Much like resisting the flow of the roller coaster, we wrestle our undesired feeling states and scramble to use strategies to alleviate our experience. The problem is, using mental strategies to get rid of our feelings often backfires.
Instead, naming your emotional experience (Mental skill #1) is a key first step to accepting and allowing any feeling to exist within your internal world. To be more psychologically flexible, we must learn to honor our emotional experiences without feeling controlled by them. After all, an emotion is just a mental signal that we can observe and allow to flow through us.
Just like a roller coaster, any emotion we feel is a temporary ride.
It cannot, and does not, last forever.
Why waste precious energy resisting it?
All too often athletes anticipate that performance anxiety will be a detriment to their performance. In reality, it can actually elevate performance to a greater level. Theories of performance anxiety state that an optimal level of physiological activation is needed to achieve optimal performance. Feeling “amped up” and buzzing with extra energy can be useful as your body prepares to exert a high level of effort.
I love asking athletes to describe their moments of peak performance in our meetings. Surprisingly, when I follow-up their story by asking, “Did you feel nervous?” most of them (if not all) emphatically say, yes!
They go on to share how they also felt energized, focused on the proper cues, and found themselves leaning in to the adrenaline that is produced when in a challenging situation. Focusing on aspects of their performance in their control and allowing nerves to fuel their pursuits created personal bests, resilience despite adversity, and positioned them for success.
I don’t believe that we need to rid ourselves of anxiety to achieve our best. Instead, noticing and allowing the emotion when it arises helps us to more freely shift our attention to other relevant cues or helpful actions in the moment.
What types of thinking drive performance anxiety?
Curiosity can help you explore what thinking patterns may be fueling your experience of anxiety. As I mentioned, any emotion you feel serves as a signal for how you are interpreting the world around you. Thinking patterns that shift your focus to aspects of performance outside of your control or place an overemphasis on your shortcomings can drive how nervous you feel.

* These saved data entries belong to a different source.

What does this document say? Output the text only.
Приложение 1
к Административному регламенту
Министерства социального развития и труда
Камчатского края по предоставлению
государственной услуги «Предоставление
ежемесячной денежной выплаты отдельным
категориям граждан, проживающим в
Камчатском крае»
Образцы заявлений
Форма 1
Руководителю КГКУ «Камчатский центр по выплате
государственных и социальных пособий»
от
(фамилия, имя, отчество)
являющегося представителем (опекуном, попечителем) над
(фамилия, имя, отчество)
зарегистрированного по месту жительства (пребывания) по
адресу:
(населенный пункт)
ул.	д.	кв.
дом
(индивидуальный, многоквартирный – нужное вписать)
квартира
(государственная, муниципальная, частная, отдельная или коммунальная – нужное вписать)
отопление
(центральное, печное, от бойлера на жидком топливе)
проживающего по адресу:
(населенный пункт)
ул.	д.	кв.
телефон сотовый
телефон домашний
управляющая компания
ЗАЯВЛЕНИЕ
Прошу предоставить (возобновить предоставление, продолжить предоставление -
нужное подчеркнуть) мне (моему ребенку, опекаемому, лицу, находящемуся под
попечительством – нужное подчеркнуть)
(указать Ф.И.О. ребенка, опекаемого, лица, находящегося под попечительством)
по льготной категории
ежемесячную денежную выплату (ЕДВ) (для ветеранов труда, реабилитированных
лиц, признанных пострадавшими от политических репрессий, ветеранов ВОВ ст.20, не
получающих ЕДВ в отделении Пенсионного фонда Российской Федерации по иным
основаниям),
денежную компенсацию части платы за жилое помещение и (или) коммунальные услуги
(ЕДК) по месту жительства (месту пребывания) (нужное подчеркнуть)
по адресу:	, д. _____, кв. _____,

Take a look at these examples:
Comparison
Critical self-talk
Concern of others’ opinions
Emphasis on winning
A focus on avoiding failure or other consequences
Worrying about the future or repeating a mistake
Viewing your symptoms of anxiety as hurtful to performance
Mental Drill #4. Paced Breathing
While we don’t need resit or attempt to avoid our experience of anxiety, we can reduce the physical experience of anxiety and feel more in control by regulating our breath. This is because breathing is an action we control in the present moment and shifts our focus away from feeding our anxiety with unproductive thoughts.
Before you begin, get curious about where in your body you are experiencing anxiety. Some people locate a tightness in their chest or a pit in their stomach. Once you’ve found it, breathe in through the nose, and visualize your breath going to that part of your body—allowing it to expand. As you exhale out through your mouth, imagine the intensity of the emotion softening.
You should feel your belly moving more than your chest when you breathe deeply. Counting is also an excellent way to pace your breathing and engage more with the present moment. Try inhaling for 3 seconds, and exhaling for 6 seconds. As and added benefit, breathing in this manner will naturally slow your heart rate down while giving your mind something else to do.
After 3 - 4 rounds of breathing, see if you can identify what important action or next step you could focus on right now that could position you toward the goal you wish to accomplish. Repeat as needed!